The Australian government is set to release details of alleged war crimes committed by Australian Defense Forces in Afghanistan.
Persistent claims of misconduct by Australian forces in Afghanistan have been surfacing for years, including against those awarded distinguished medals for their service in Afghanistan.
The Australian government, for its part, has been dragging its feet on this front and made every attempt to bury these testimonies. With its hand forced, the Australian government will now release a ‘redacted’ version of its war crimes inquiry.
Hizb ut Tahrir / Australia says the following in this regard:
- The devastation of the allied invasion of Afghanistan needs no introduction. Australia, as part of this effort, is responsible for the wholesale destruction of an entire nation. A report, on the back of self-imposed enquiry, will never alleviate Australia of the criminality meted out against the entire Afghan population.
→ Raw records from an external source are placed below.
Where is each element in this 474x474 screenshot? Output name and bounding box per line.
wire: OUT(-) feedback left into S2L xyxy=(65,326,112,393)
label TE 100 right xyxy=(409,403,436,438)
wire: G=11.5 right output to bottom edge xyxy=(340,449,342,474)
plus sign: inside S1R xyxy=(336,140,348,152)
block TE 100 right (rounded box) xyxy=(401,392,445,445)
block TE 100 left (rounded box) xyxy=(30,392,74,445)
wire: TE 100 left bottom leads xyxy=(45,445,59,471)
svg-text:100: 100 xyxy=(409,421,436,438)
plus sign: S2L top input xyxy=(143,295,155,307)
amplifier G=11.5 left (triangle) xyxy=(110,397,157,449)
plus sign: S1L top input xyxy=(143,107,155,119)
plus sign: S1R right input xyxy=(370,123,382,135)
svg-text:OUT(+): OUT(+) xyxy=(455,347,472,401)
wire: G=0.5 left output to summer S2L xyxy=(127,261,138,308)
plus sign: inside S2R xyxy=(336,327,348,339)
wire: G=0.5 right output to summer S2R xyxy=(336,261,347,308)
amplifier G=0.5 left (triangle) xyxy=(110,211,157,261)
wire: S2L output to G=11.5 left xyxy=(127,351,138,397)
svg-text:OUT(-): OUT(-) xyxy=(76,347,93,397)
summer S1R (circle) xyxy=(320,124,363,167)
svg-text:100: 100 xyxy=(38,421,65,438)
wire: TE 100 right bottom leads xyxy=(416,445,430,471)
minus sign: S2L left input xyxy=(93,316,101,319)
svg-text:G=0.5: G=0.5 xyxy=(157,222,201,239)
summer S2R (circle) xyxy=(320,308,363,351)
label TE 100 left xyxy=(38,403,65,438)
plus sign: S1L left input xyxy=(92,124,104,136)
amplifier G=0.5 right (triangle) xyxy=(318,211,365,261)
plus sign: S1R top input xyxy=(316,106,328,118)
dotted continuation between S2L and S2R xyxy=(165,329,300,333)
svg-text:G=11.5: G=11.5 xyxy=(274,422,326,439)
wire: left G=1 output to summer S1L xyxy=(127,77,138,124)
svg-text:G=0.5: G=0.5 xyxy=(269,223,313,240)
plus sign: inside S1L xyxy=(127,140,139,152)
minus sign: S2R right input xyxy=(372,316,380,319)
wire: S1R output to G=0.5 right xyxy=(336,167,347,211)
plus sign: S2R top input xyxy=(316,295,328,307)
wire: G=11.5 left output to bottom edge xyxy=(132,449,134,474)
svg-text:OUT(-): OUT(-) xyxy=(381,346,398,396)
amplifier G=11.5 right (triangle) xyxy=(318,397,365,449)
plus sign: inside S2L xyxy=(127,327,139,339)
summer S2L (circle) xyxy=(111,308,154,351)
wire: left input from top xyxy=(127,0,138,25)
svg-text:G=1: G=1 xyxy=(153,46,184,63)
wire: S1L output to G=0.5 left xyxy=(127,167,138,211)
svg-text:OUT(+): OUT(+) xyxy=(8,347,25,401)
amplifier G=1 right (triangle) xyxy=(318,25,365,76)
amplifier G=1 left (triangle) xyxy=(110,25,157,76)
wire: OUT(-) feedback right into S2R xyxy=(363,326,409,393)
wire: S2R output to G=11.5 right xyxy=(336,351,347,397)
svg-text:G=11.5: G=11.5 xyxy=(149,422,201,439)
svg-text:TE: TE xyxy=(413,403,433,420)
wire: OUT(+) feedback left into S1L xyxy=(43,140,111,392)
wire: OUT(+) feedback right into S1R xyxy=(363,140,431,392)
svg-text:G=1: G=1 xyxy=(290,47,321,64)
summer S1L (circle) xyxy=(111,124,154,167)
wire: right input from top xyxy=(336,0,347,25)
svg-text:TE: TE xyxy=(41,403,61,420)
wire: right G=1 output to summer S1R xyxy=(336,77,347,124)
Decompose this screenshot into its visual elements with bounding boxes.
- The horrors inflicted in Afghanistan are known realities. The levelling of entire cities, the employment of the most destructive weaponry experienced since Hiroshima, the establishment of torture chambers, Bagram Airbase, rendition programs and kill charts, with the dead paraded as nothing more than memorabilia for depraved soldiers. The world is not waiting for an enquiry to capture the nature or magnitude of what was experienced firsthand.
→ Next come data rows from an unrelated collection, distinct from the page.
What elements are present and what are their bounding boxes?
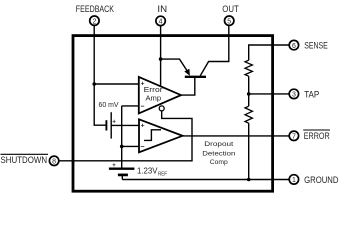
wire error amp - input from VREF line [122, 105, 139, 107]
svg-text:−: − [140, 103, 144, 110]
resistor R1 zigzag [245, 60, 252, 76]
wire OUT pin to transistor collector [200, 25, 229, 75]
wire ERROR comparator output [183, 135, 290, 137]
svg-text:6: 6 [292, 43, 296, 50]
battery B1 60mV short plate [105, 120, 107, 130]
wire ground rail [122, 179, 289, 181]
IC body box [73, 36, 273, 192]
transistor Q1 emitter wire with arrow [161, 59, 189, 73]
svg-text:SHUTDOWN: SHUTDOWN [1, 155, 48, 165]
svg-text:+: + [112, 119, 116, 125]
wire battery bottom to ground rail [121, 176, 123, 180]
battery B2 1.23V top plate (long) [109, 168, 134, 170]
svg-text:GROUND: GROUND [304, 175, 339, 186]
op-amp U1 shutdown bubble [159, 106, 164, 111]
resistor divider top wire from SENSE [249, 45, 289, 60]
pin 7 circle [289, 131, 298, 140]
pin 6 circle [289, 40, 298, 49]
wire TAP [249, 93, 289, 95]
svg-text:ERROR: ERROR [304, 131, 330, 142]
svg-text:+: + [112, 163, 116, 169]
wire error amp + input [94, 83, 139, 85]
svg-text:3: 3 [292, 92, 296, 99]
battery B1 60mV long plate [110, 112, 112, 138]
comparator U2 hysteresis symbol [144, 130, 161, 141]
wire FEEDBACK pin to node [94, 25, 106, 125]
wire between resistors [248, 76, 250, 106]
wire comparator - input from VREF node [122, 145, 139, 147]
node TAP junction dot [247, 92, 251, 96]
battery B2 1.23V bottom plate (short) [118, 174, 128, 177]
node VREF junction dot [120, 145, 124, 149]
wire IN pin down to error amp supply [160, 26, 162, 87]
svg-text:REF: REF [158, 171, 167, 177]
node FEEDBACK junction dot [92, 82, 96, 86]
wire SHUTDOWN to error amp bubble [59, 111, 192, 161]
svg-text:OUT: OUT [222, 4, 239, 15]
pin 3 circle [289, 89, 298, 98]
pin 2 circle [90, 16, 99, 25]
pin 8 circle [49, 156, 58, 165]
node ground junction dot [247, 178, 251, 182]
svg-text:TAP: TAP [304, 89, 319, 100]
pin 1 circle [289, 175, 298, 184]
svg-text:Comp: Comp [210, 159, 228, 166]
svg-text:Dropout: Dropout [204, 141, 233, 148]
svg-text:2: 2 [92, 18, 96, 25]
svg-text:1.23V: 1.23V [137, 166, 158, 175]
resistor R2 zigzag [245, 106, 252, 123]
transistor Q1 base bar [185, 76, 206, 78]
svg-text:Detection: Detection [202, 150, 235, 157]
node IN junction dot [159, 57, 163, 61]
svg-text:8: 8 [52, 159, 56, 166]
transistor Q1 emitter arrowhead [184, 69, 190, 76]
svg-text:FEEDBACK: FEEDBACK [76, 4, 115, 15]
svg-text:+: + [141, 123, 145, 130]
pin 4 circle [156, 16, 165, 25]
svg-text:−: − [140, 144, 144, 151]
svg-text:SENSE: SENSE [304, 41, 328, 52]
svg-text:IN: IN [157, 4, 167, 15]
comparator U2 dropout detection triangle [139, 119, 183, 152]
svg-text:7: 7 [292, 134, 296, 141]
transistor Q1 base lead to error amp output [181, 77, 195, 95]
wire VREF vertical [121, 106, 123, 169]
op-amp U1 error amplifier triangle [139, 77, 181, 114]
pin 5 circle [225, 16, 234, 25]
svg-text:Amp: Amp [146, 93, 162, 102]
svg-text:60 mV: 60 mV [99, 100, 119, 109]
svg-text:4: 4 [159, 19, 163, 26]
svg-text:1: 1 [292, 177, 296, 184]
wire R2 bottom to ground rail [248, 123, 250, 179]
svg-text:5: 5 [227, 18, 231, 25]
wire 60mV battery to comparator + input [111, 124, 139, 126]
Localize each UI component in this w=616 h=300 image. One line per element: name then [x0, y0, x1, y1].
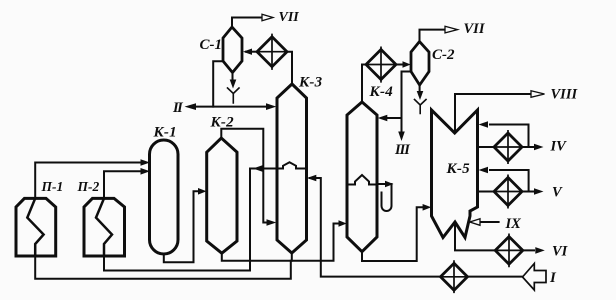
wire K-4 overhead to HX2	[362, 65, 366, 103]
arrowhead II right into K-3	[266, 103, 276, 110]
arrowhead III down	[398, 132, 405, 142]
wire V line	[477, 191, 533, 193]
svg-text:VI: VI	[552, 244, 569, 260]
svg-text:С-1: С-1	[200, 37, 223, 53]
wire C-1 side liquid outlet	[213, 61, 223, 106]
wire C-1 drain	[232, 73, 234, 81]
arrowhead C-1 drain down	[230, 80, 237, 89]
coil P-2	[96, 198, 112, 256]
wire IX inlet	[480, 221, 499, 223]
svg-text:П-1: П-1	[41, 179, 64, 194]
arrowhead IV	[534, 144, 544, 151]
heat exchanger HX-IV	[494, 131, 522, 163]
column K-3	[277, 84, 307, 253]
wire bottoms bus K-2 to K-4 feed riser	[222, 224, 338, 261]
svg-text:II: II	[172, 100, 184, 116]
arrowhead II left	[185, 103, 197, 110]
furnace P-2	[84, 198, 125, 256]
heat exchanger HX1	[257, 35, 287, 70]
furnace P-1	[16, 198, 56, 256]
svg-text:П-2: П-2	[77, 179, 100, 194]
open arrow VII left	[262, 14, 273, 21]
wire P-2 top to K-1 lower inlet	[104, 171, 140, 198]
svg-text:V: V	[552, 185, 563, 201]
wire K-3 overhead riser to HX1	[287, 52, 292, 84]
arrowhead into K-4 right	[378, 115, 388, 122]
svg-text:К-1: К-1	[153, 125, 177, 141]
arrowhead on K-4 draw	[385, 181, 394, 188]
tray K-4	[347, 175, 377, 185]
arrowhead on K-3 draw pointing left	[253, 165, 263, 172]
wire VI from K-5 bottom	[455, 222, 534, 250]
wire IV line	[477, 146, 533, 148]
svg-text:VIII: VIII	[551, 87, 579, 103]
column K-4	[347, 102, 377, 252]
wire K-1 bottom to K-2 side inlet	[164, 191, 198, 262]
arrowhead into K-3 at y222	[267, 219, 277, 226]
separator C-2	[411, 42, 429, 86]
separator C-1	[223, 27, 242, 73]
arrowhead VI	[535, 247, 545, 254]
wire K-4 bottom to K-5 inlet	[362, 207, 423, 261]
wire K-2 overhead to K-3 lower inlet	[221, 129, 266, 223]
wire C-1 overhead from HX to C-1 (arrow into C-1)	[246, 51, 258, 53]
wire P-1 bottom loop to K-3 bottom	[35, 256, 291, 279]
wire VII from C-1 top	[232, 18, 262, 29]
wire VIII from K-5 top	[455, 94, 531, 133]
open arrow VIII	[531, 91, 545, 98]
wire HX2 to C-2	[396, 64, 403, 66]
coil P-1	[27, 198, 43, 256]
wire K-4 side draw with seal loop	[377, 184, 392, 211]
wire P-1 top to K-1 upper inlet	[35, 163, 140, 199]
arrowhead into K-1 upper	[141, 159, 151, 166]
drain funnel C-2	[415, 100, 427, 114]
arrowhead into C-1	[243, 49, 252, 55]
arrowhead into C-2	[403, 61, 411, 68]
wire C-2 side liquid, III branch and K-4 return	[388, 72, 411, 132]
arrowhead into K-1 lower	[141, 168, 151, 175]
svg-text:К-3: К-3	[298, 75, 323, 91]
wire K-3 bottom stub	[291, 253, 293, 261]
svg-text:IX: IX	[505, 216, 522, 232]
column K-5	[432, 110, 478, 238]
arrowhead into K-2	[198, 188, 207, 195]
wire VII from C-2 top	[420, 30, 446, 42]
wire K-5 reflux upper	[490, 125, 529, 148]
heat exchanger HX-I	[441, 261, 468, 292]
arrowhead into K-3 right	[307, 175, 317, 182]
arrowhead into K-5 upper	[479, 121, 489, 128]
svg-text:К-5: К-5	[446, 161, 471, 177]
svg-text:IV: IV	[550, 139, 568, 155]
tray K-3	[277, 162, 307, 168]
open arrow IX pointing left	[470, 219, 480, 226]
arrowhead into K-5 left	[423, 204, 432, 211]
column K-2	[207, 138, 237, 253]
svg-text:К-2: К-2	[210, 115, 235, 131]
wire II line with two arrows	[196, 106, 266, 108]
svg-text:С-2: С-2	[432, 47, 455, 63]
wire I feed line to K-3 right inlet	[310, 178, 523, 277]
svg-text:VII: VII	[279, 10, 300, 25]
svg-text:VII: VII	[464, 21, 486, 37]
wire P-2 bottom loop to K-3 side draw	[104, 169, 277, 271]
heat exchanger HX2	[366, 47, 396, 82]
heat exchanger HX-V	[494, 175, 522, 207]
arrowhead C-2 drain down	[417, 91, 424, 100]
open arrow VII right	[445, 26, 458, 33]
wire K-5 reflux lower	[490, 170, 529, 192]
svg-text:III: III	[394, 142, 411, 158]
heat exchanger HX-VI	[495, 234, 523, 266]
arrowhead into K-4 left	[339, 220, 347, 227]
column K-1	[150, 140, 179, 254]
wire C-2 drain	[419, 85, 421, 92]
block arrow I	[523, 264, 547, 291]
arrowhead into K-5 lower	[479, 167, 489, 174]
svg-text:I: I	[549, 270, 557, 286]
svg-text:К-4: К-4	[369, 84, 394, 100]
arrowhead V	[534, 188, 544, 195]
drain funnel C-1	[228, 88, 240, 103]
- There is absolutely no confidence in Australia investigating itself for alleged war crimes. On the basis of national security, the true horrors of Australia’s conduct in Afghanistan will never be acknowledged, in the same way Barack Obama prevented the release of the most incriminating imagery from Abu Ghraib in Iraq.
- Enquiries of this sort are nothing more than tokenistic, face saving exercises. Individuals may be sacrificed, promises of improvement offered, assurances of highest standards reiterated. But the ugly reality of Australia’s war machine will continue unabated, cloaked in a benign benevolence and further validated by a hollow judicial process.
- Australia’s former Prime Minister John Howard offered a ‘sorry’ in response to the disaster that was the Iraq invasion. George W Bush accepted they got intelligence ‘wrong’. Words and platitudes in lieu of millions of lives perished and entire nations ruined. There has never been any accountability, nor can there ever be when criminals are tasked with investigating themselves.
No doubt, Scott Morrison will extend this tradition when his hand is forced too. Unsurprisingly, the conclusion has already been drafted when he says pre-emptively: ‘There is some disturbing conduct here, but we cannot take that and apply it to everyone who has pulled on a uniform and if we did this, that would be grossly unjust’.
- Australia’s war crimes investigation seems in part to be an effort to undermine the possibility of Australian forces tried in the International Criminal Court (ICC). This is the same court whose judges America has threatened with retribution should a criminal case be raised against them. Leaning on America’s example, Australia has sought to circumvent the ICC too, insisting only Australians can investigate Australian conduct. Whilst there is no confidence in the ICC as a body, even the pretence Australia being held to the same standards as everybody else is too much to bear.
- The world is in desperate need of a new mode of conduct. For far too long criminal states in both the East and West have acted with absolute impunity. International frameworks established to regulate the post WWII order were designed as an extension of such power, and the decades that ensued witnessed one of the greatest transfers of wealth and power known to man, all on the backs on the poorest and most destitute.